Une de nos spécificités est de proposer des consultations dédiées à l’endométriose, avec une gynécologue spécialisée sur cette question, Linda Tebache.

Selon toi, faut-il être militant·e pour travailler en CPF ? Comment cela se traduit-il dans ton travail au quotidien ?

Je pense que le fait de travailler en planning est une forme de militantisme de par les valeurs et les droits que l’on défend. Nous luttons au quotidien pour le droit de toutes les personnes à disposer de leur corps.  Quand on voit les régressions dans certains pays par rapport notamment à l’IVG, ce travail de militantisme me semble primordial, qu’il s’agisse d’un engagement au travers de sa vie professionnelle ou du fait d’aller manifester et interpeller les politiques.
Dans mes animations, je ne parle d’ailleurs jamais de droits acquis mais toujours de droits conquis en veillant à expliciter en quoi cette notion de droits s’inscrit dans notre système patriarcal, capitaliste, impérialiste et les systèmes de domination (notamment sur les femmes) qui en découlent.

Dans le planning, nous sommes toutes militantes à des degrés différents. Du fait de mes origines (kurdes) et de mon histoire personnelle, je suis baignée dans le militantisme et la défense des dites minorités depuis toujours. Je ne pouvais pas trouver de meilleur endroit que le planning pour incarner toutes mes luttes.

Selon toi, quel est l’enjeu ou le combat le plus important des CPF aujourd’hui ?

L’importance de démystifier les animations EVRAS. On l’a à nouveau vu avec la polémique récente autour du guide EVRAS. Il y a toujours des détracteurs, mais le fait que notre travail ne soit pas vraiment compris, qu’il soit mal interprété, voire détourné pose de nombreux problèmes.

Il persiste chez certain·e·s personnes cette idée qu’on va inciter les jeunes à avoir des relations sexuelles, qu’on va les inciter à changer d’identité, alors que nous tentons simplement de visibiliser différentes réalités et surtout d’offrir des espaces de parole, de dialogue et d’apporter des réponses aux jeunes qui s’en posent. Il y a encore énormément à faire pour déconstruire les stéréotypes. De mon point de vue les animations EVRAS devraient être reconnues comme des informations d’utilité publique.

Y a-t-il quelque chose que tu as accompli ou que ton centre ou ton équipe a accompli et qui te rend fière ?

Il y a énormément de choses qui me rendent fière dans notre travail au sein du planning. Je pourrais en particulier souligner l’effort constant que nous effectuons pour être le plus  inclusif·ve possible. Nous sommes en réflexion constante sur ces questions, que ce soit en termes de genre, de validisme, d’âgisme, d’origine socio-culturelle et/ou religieuse… Il s’agit d’une question primordiale pour nous.

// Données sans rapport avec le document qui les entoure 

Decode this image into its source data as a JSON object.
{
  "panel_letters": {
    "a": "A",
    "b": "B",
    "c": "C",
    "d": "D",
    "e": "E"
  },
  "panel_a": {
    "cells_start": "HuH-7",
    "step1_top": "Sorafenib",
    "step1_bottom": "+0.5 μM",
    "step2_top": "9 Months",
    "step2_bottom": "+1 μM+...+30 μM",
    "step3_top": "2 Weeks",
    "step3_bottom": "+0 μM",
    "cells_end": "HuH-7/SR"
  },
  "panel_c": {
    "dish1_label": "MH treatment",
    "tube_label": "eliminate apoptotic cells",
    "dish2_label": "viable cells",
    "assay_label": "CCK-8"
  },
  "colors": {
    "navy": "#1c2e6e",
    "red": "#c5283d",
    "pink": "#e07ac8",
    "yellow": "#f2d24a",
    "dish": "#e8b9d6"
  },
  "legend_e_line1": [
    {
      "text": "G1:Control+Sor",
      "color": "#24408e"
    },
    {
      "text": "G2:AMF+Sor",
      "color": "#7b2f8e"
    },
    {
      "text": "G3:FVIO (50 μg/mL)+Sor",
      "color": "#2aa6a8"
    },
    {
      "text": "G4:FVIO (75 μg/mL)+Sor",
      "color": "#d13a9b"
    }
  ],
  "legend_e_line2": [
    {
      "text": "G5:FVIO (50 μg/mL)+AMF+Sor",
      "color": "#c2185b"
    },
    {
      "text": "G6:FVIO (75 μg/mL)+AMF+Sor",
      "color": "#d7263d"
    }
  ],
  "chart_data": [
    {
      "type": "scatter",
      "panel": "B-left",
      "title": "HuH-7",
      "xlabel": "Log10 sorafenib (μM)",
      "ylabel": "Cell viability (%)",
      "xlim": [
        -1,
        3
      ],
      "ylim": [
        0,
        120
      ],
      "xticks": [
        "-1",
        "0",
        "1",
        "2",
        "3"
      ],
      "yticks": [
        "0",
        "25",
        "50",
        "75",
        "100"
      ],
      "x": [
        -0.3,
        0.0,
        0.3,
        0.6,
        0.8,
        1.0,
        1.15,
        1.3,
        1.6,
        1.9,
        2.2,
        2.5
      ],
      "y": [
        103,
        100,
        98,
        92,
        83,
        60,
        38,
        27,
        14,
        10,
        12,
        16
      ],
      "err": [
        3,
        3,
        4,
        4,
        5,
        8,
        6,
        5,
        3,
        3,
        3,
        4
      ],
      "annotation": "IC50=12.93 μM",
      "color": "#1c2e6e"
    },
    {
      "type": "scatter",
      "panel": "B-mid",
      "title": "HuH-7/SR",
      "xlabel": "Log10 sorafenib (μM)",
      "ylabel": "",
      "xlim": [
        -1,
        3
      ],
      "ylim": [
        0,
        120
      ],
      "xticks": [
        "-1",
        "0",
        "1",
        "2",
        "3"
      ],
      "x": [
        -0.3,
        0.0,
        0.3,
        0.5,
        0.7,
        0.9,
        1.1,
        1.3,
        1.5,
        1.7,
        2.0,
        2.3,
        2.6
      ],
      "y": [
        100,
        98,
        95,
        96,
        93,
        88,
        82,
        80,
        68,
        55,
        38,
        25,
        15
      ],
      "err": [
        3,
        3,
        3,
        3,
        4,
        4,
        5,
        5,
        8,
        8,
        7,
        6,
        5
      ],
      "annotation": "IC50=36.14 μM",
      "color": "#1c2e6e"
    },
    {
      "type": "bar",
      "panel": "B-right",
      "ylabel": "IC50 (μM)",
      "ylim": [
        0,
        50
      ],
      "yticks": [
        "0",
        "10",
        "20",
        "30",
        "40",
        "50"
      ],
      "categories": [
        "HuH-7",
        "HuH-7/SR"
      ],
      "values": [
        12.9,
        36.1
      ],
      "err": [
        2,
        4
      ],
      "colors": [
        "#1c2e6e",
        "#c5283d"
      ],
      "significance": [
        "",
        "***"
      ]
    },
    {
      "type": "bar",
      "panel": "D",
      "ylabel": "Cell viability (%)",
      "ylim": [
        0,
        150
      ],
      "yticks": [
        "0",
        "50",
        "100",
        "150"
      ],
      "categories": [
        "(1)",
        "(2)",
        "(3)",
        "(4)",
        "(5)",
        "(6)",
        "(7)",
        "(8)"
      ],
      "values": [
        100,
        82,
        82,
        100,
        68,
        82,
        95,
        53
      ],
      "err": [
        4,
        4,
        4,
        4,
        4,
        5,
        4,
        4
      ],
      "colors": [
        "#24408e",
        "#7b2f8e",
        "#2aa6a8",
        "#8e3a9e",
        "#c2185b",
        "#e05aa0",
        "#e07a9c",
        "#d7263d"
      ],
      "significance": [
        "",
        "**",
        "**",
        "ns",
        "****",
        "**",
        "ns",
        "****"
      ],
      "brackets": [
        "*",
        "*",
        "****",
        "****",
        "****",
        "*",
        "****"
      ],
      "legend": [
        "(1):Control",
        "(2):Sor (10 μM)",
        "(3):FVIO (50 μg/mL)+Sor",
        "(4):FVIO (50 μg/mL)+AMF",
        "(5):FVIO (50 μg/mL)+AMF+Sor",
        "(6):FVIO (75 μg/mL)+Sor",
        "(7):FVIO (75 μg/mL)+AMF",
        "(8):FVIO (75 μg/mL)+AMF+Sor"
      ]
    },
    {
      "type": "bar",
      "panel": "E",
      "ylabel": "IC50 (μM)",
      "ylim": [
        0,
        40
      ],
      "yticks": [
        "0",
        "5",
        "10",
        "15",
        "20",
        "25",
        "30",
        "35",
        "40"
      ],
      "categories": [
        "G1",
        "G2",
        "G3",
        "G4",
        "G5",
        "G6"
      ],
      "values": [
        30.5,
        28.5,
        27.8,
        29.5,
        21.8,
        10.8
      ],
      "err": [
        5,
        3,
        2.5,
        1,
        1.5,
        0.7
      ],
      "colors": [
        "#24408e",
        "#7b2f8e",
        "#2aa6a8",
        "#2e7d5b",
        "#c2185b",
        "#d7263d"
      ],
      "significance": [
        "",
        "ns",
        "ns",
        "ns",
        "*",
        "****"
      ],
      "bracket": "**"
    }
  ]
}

Par ailleurs, les consultations spécialisées en endométriose me rendent particulièrement fière. En raison de la grande diversité des publics qui viennent nous voir mais aussi de l’accueil et de l’attention qui leur est portée.  Il s’agit d’une prise en charge centrée sur la personne qui sort du cadre strictement médical. Certaines patientes viennent parfois de loin (Bruxelles, Charleroi ou la frontière française, par exemple), parfois après des mois ou des années d’errance, car elles ont entendu parler de la qualité de la prise en charge qui leur est offerte.

Y a-t-il un livre, un film, une personne, un événement, une ressource liée à ton travail qui t’a marquée et que tu voudrais partager ?

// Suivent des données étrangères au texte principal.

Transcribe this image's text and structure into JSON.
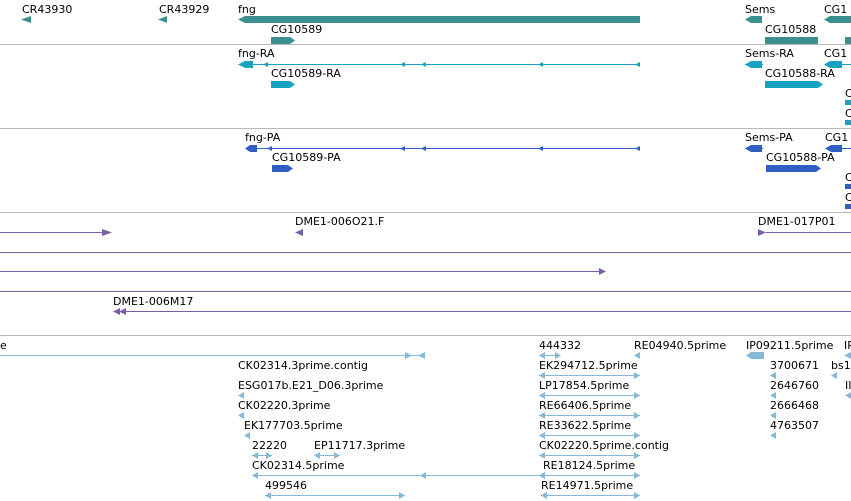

La Jineolojî, développée par le mouvement de libération des femmes kurdes, est peu connue et est, selon moi, une science révolutionnaire. Nous pourrions la qualifier de « science des femmes et de la vie ». La Jineolojî propose de remettre les femmes au premier plan, là où la science moderne, la philosophie et la religion les avaient exclues. La science des femmes consiste en une réappropriation de la connaissance, de l’Histoire,… et ce, sous un prisme dit  « féminin » , décolonial, anti-patriarcal et anti-capitaliste. Elle donne ainsi la capacité aux femmes d’analyser et de comprendre le monde à partir de leur propre perspective et personnalité, pour emporter toute la société dans un mouvement de transformation.